The Antikey Chop believes that Smith-Premier Nos. 1, 2, 4, and 10 were all modified to be Buckner Lino-Typewriters, and says there may have been others. Interestingly, some No.1 models were made with their Space bars removed, and replaced with an attractive, do-nothing strip of wood. So you were forced to use the floating Space bar on left, which was admittedly a little less floaty on the wood-strip model.
But that’s not the only way Smith-Premiers were disguised as other machines.

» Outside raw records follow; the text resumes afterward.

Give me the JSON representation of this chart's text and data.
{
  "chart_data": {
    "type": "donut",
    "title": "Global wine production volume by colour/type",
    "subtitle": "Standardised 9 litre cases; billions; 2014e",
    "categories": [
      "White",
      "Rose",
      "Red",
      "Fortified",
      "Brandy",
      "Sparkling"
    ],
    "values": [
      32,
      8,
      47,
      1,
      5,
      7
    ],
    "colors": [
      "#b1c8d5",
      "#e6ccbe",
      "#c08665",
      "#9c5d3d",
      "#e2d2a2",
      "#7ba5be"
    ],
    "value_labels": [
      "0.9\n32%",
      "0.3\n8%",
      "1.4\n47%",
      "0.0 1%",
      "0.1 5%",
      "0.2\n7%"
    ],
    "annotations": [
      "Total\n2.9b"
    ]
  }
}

Homer Buckner sold half of his mail order business in late 1919, and by 1921, a company out of Buffalo, New York started advertising its Linowriter, which by all accounts seems to be a successor to the Buckner. The main difference was the lack of side Space bar. The Antikey Chop says that all Linowriters were modified Smith-Premier No. 10s no matter what label they bore: Smith-Premier, Linowriter, or even Remington. Good for Smith, I say.
And that someone is Keychron. This thing’s not going anywhere on your desk. There’s also a resin version of the same keyboard, which is called the K2HE Special Edition.
It looks so… plain? Which isn’t a bad thing. The nice, cuppy key caps do stand out to me. Of course, I chose the non-color picture because of the concrete blocks, but you’re not missing much. In fact, this picture shows off the cuppiness of those key caps much better than the color one, which you can see at the first link up there.

Keychron says it is smooth and marble-like, which I’m on the fence about unless it’s also polished. I don’t abide chalky textures, and I’m worried that this is very much that.
Keychron goes on to say that “each keystroke carries industrial rhythm”, which sounds like collab between Al Jourgensen and Bernard “Pretty” Purdie, or perhaps Trent Reznor and Jeff Porcaro. In other words, it sounds intriguing to say the least.
It should be noted that the chassis isn’t entirely concrete. There’s a metal panel visible in the side view where the connections are, and the back plate is sadly, plastic, at least according to PC Gamer’s inspection. But the chalkiness would not extend to the key caps, which are double-shot PBT — arguably the finest type of key caps money can buy. They are of course sitting on hot-swappable switches. You can connect via 2.4 GHz or Bluetooth, so it’ll be yet another thing to charge, but hey, concrete keyboard.